In 2.AÇÔES INSTITUCIONAIS. on Abril 4, 2008 at 3:09 pmO Diretor-Presidente do ICDH — advogado José Inácio de Freitas Filho —, em conversa com os Drs. Martônio Montalverne Barreto Lima [Procurador-geral do Município de Fortaleza/CE] e Arimá Rocha [Diretor-geral da Guarda Municipal de Fortaleza/CE], solicitou às nominadas autoridades investigação acerca de denúncias [advindas da "Pastoral da Rua", bem como de organizações não-governamentais que lidam com a chamada "população de rua"] de suposto homicídio praticado por integrantes da guarda municipal, tendo como vítima o jovem de nome Eduardo Victor Cavalcante, “morador de rua”.
As denúncias dão conta de que o jovem teria sido abordado por integrantes da guarda, na noite da quinta-feira 27/3/2008, por volta das 19:00 hs., e que, pouco tempo depois, a própria guarda municipal teria comunicado ao CIOPS a morte daquele, por ataque cardíaco. A polícia militar, por sua vez, ao atender à chamada e verificando indícios de morte violenta, teria requerido a intervenção da polícia judiciária [polícia civil]; o cadáver fora, destarte, encaminhado ao IML, para as medidas da praxis pericial.

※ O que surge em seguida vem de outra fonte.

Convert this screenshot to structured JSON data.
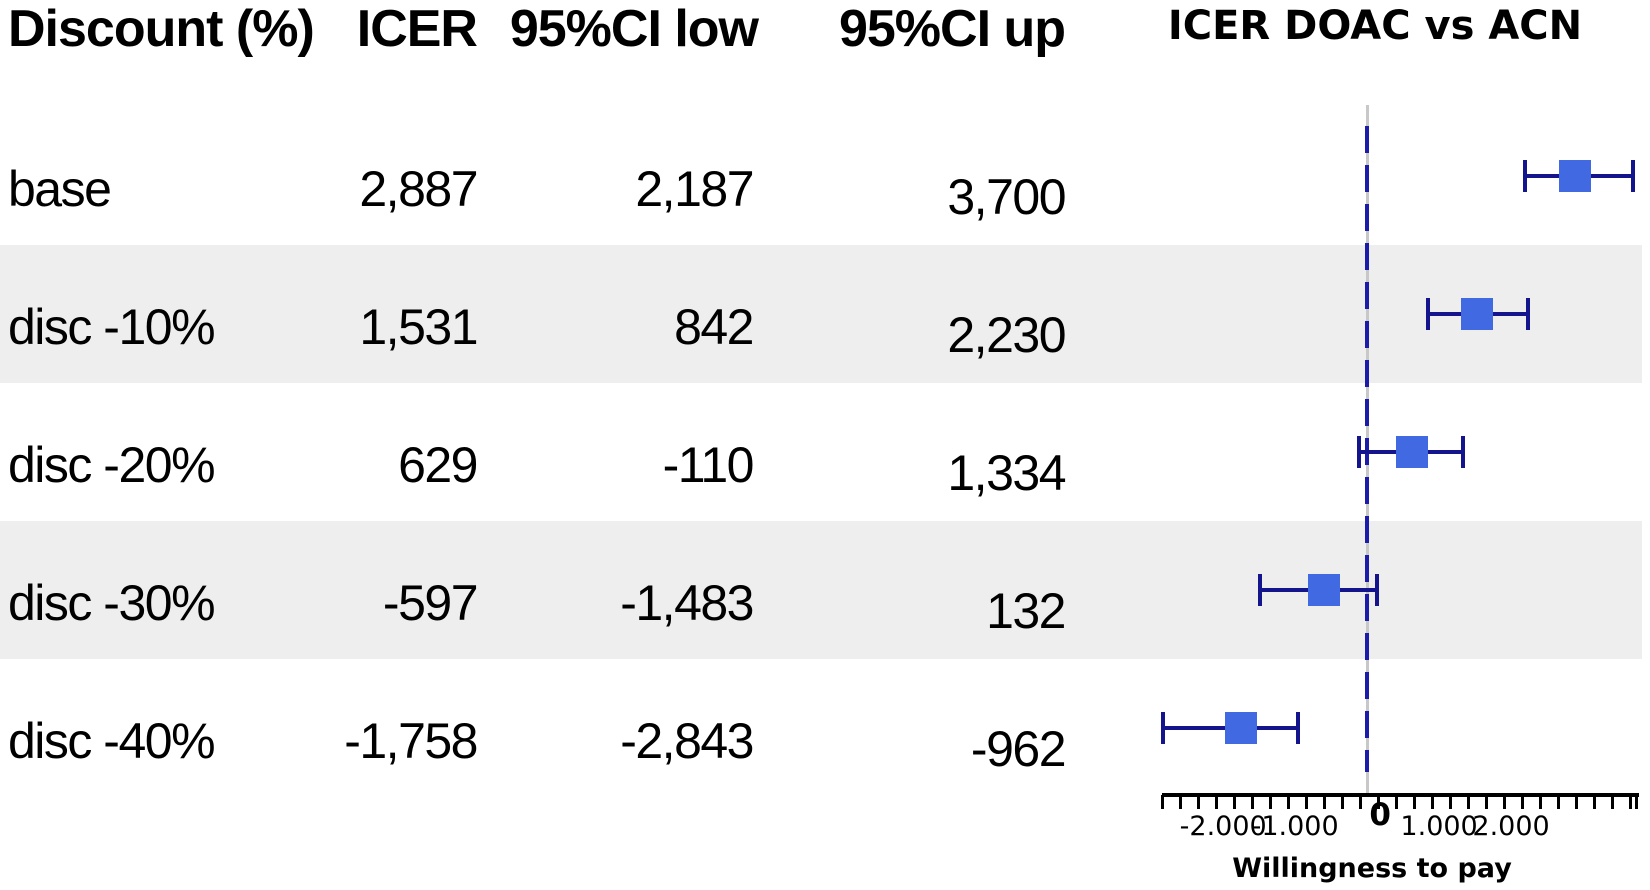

Do Diretor-geral da Guarda Municipal, Dr. Arimá Rocha, o Diretor-Presidente do ICDH ouviu a promessa de uma “investigação firme, rápida e imparcial”, da qual — se se verificar a ocorrência de qualquer infração administrativa e/ou a prática de crime — resultará “punição exemplar” aos responsáveis.